Yikes--more people who just can't let go. At least he's not lamenting that she hasn't accepted his Facebook friendship! I think Carolyn totally nailed this guy's hang up: he doesn't want to be someone's worst memory. Although by calling repeatedly, he's only cementing himself as her "crazy ex"--in her mind and her husband's.
Speaking of which, the only reason that I can see that after years he suddenly feels compelled to make contact is his impending marriage. It seems he wants to "resolve" this issue before entering this new phase of his life. What he doesn't seem to notice is that she's already been there, done that. He doesn't say whether three years ago she called him as her own transitional soul-purging or whether he contacted her when he heard she was married. But in any case, she's clearly moved on--and considering she has not one but two ex-fiances, it's probably a good sign that she's showing commitment to her actual marriage, and not the potential ones that never came to be.
It's really, really, really OK for things to end, for people to move on! When we say "let's be friends," I think that MOST of the time we really mean one of two things:
1) "I'm so used to having you in my life that even though I don't want a relationship with you, I'm not ready to cut the apron strings"
2) "You're not a bad person and I wish you well in your future life. Though I don't actually care to be a part of it."
and very rarely
3) "I love you so dearly as a friend that I misinterpreted my feelings as something else, and now that we've moved our relationship that direction, I realize I was mistaken. I wish we could go back to the way things were, even though I know that's impossible." But I would contend that if you've gotten to the point of a (broken) engagement, this one's no longer viable
Speaking once in six years doesn't exactly speak to a deep desire to cultivate a friendship. Even if they got back in touch, I think he'd be surprised to find she's probably very different person than the woman he loved probably close to a decade ago, before their relationship went sour.

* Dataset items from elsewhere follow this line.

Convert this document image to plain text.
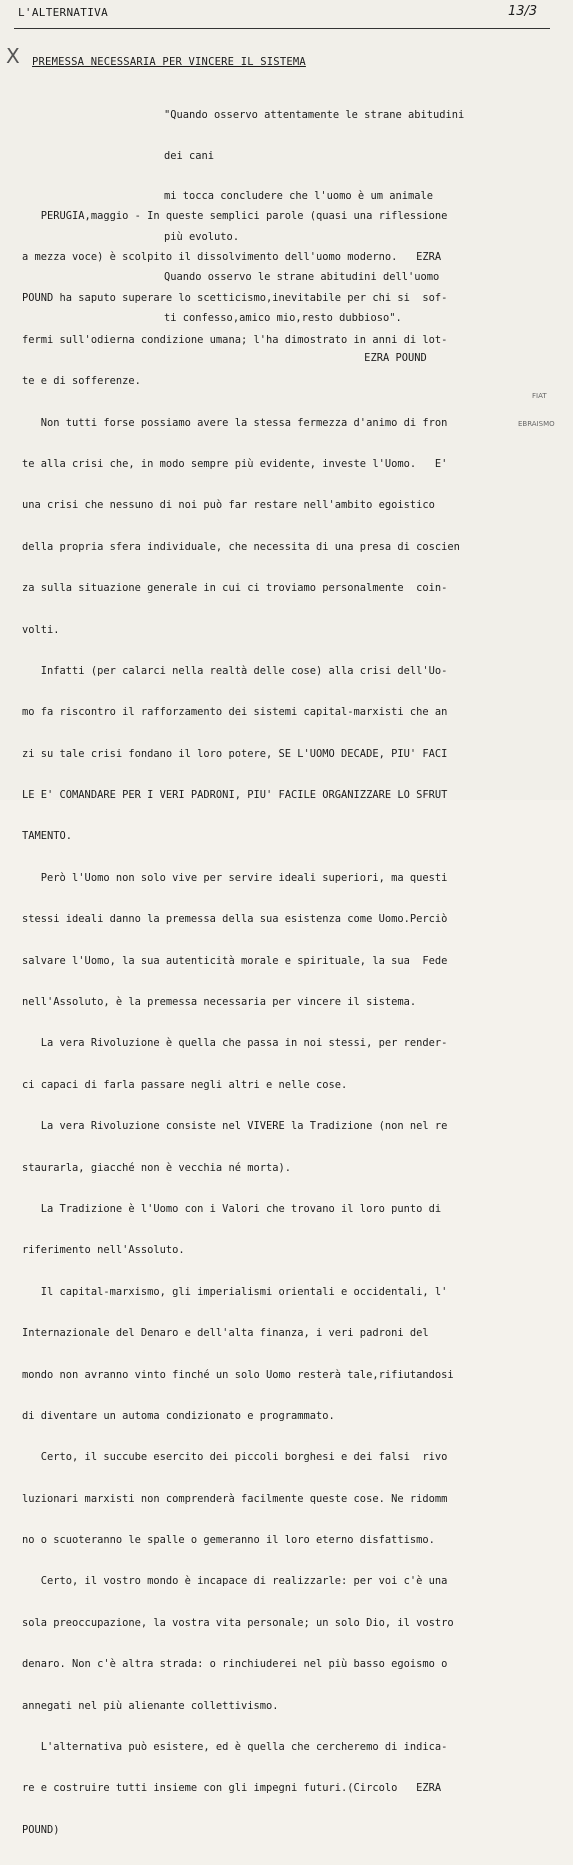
L'ALTERNATIVA	13/3
X PREMESSA NECESSARIA PER VINCERE IL SISTEMA

"Quando osservo attentamente le strane abitudini

dei cani

mi tocca concludere che l'uomo è um animale

più evoluto.

Quando osservo le strane abitudini dell'uomo

ti confesso,amico mio,resto dubbioso".

EZRA POUND

PERUGIA,maggio - In queste semplici parole (quasi una riflessione

a mezza voce) è scolpito il dissolvimento dell'uomo moderno.   EZRA

POUND ha saputo superare lo scetticismo,inevitabile per chi si  sof-

fermi sull'odierna condizione umana; l'ha dimostrato in anni di lot-

te e di sofferenze.

Non tutti forse possiamo avere la stessa fermezza d'animo di fron

te alla crisi che, in modo sempre più evidente, investe l'Uomo.   E'

una crisi che nessuno di noi può far restare nell'ambito egoistico

della propria sfera individuale, che necessita di una presa di coscien

za sulla situazione generale in cui ci troviamo personalmente  coin-

volti.

Infatti (per calarci nella realtà delle cose) alla crisi dell'Uo-

mo fa riscontro il rafforzamento dei sistemi capital-marxisti che an

zi su tale crisi fondano il loro potere, SE L'UOMO DECADE, PIU' FACI

LE E' COMANDARE PER I VERI PADRONI, PIU' FACILE ORGANIZZARE LO SFRUT

TAMENTO.

Però l'Uomo non solo vive per servire ideali superiori, ma questi

stessi ideali danno la premessa della sua esistenza come Uomo.Perciò

salvare l'Uomo, la sua autenticità morale e spirituale, la sua  Fede

nell'Assoluto, è la premessa necessaria per vincere il sistema.

La vera Rivoluzione è quella che passa in noi stessi, per render-

ci capaci di farla passare negli altri e nelle cose.

La vera Rivoluzione consiste nel VIVERE la Tradizione (non nel re

staurarla, giacché non è vecchia né morta).

La Tradizione è l'Uomo con i Valori che trovano il loro punto di

riferimento nell'Assoluto.

Il capital-marxismo, gli imperialismi orientali e occidentali, l'

Internazionale del Denaro e dell'alta finanza, i veri padroni del

mondo non avranno vinto finché un solo Uomo resterà tale,rifiutandosi

di diventare un automa condizionato e programmato.

Certo, il succube esercito dei piccoli borghesi e dei falsi  rivo

luzionari marxisti non comprenderà facilmente queste cose. Ne ridomm

no o scuoteranno le spalle o gemeranno il loro eterno disfattismo.

Certo, il vostro mondo è incapace di realizzarle: per voi c'è una

sola preoccupazione, la vostra vita personale; un solo Dio, il vostro

denaro. Non c'è altra strada: o rinchiuderei nel più basso egoismo o

annegati nel più alienante collettivismo.

L'alternativa può esistere, ed è quella che cercheremo di indica-

re e costruire tutti insieme con gli impegni futuri.(Circolo   EZRA

POUND)

FIAT
EBRAISMO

I wonder if this guy's current fiancee is encouraging him to make amends and peace and move forward, or if she's annoyed by or concerned about his obsession, or if, worst of all, she has no idea about it. It's a LITTLE odd, isn't it, that he doesn't have a single thing to say about her, except he knows she's friends with most of her exes--suggesting that he's comparing the two of them to each other, and even sought the new fiancee's input on why the old one won't talk to him. Really? That's a little strange.
Also, the ex "apologized voluntarily"? As opposed to what? The involuntary relationship he's trying to coerce her into now? I wonder what he has been doing in the intervening years, on this "long personal journey," and why it seems like it just took him in a giant circle?
And in conclusion, I am skeptical of people who say "autumn" in print when they would almost certainly say "fall" in conversation. Minus 2 points for pretension!
Friday 22 November 1661
10 hours ago
1 comment:
Short comment on this one:
I, too, am friends with most of my ex-boyfriends, but not with any of them with whom I had a relationship lasting longer than, say, 6 months. The longer the relationship, the more serious the relationship, the worse the breakup, the less I want to be in contact with them.
Sometimes it's best to just leave well enough alone, and if you're getting married, you should probably focus on that instead of your cold feet.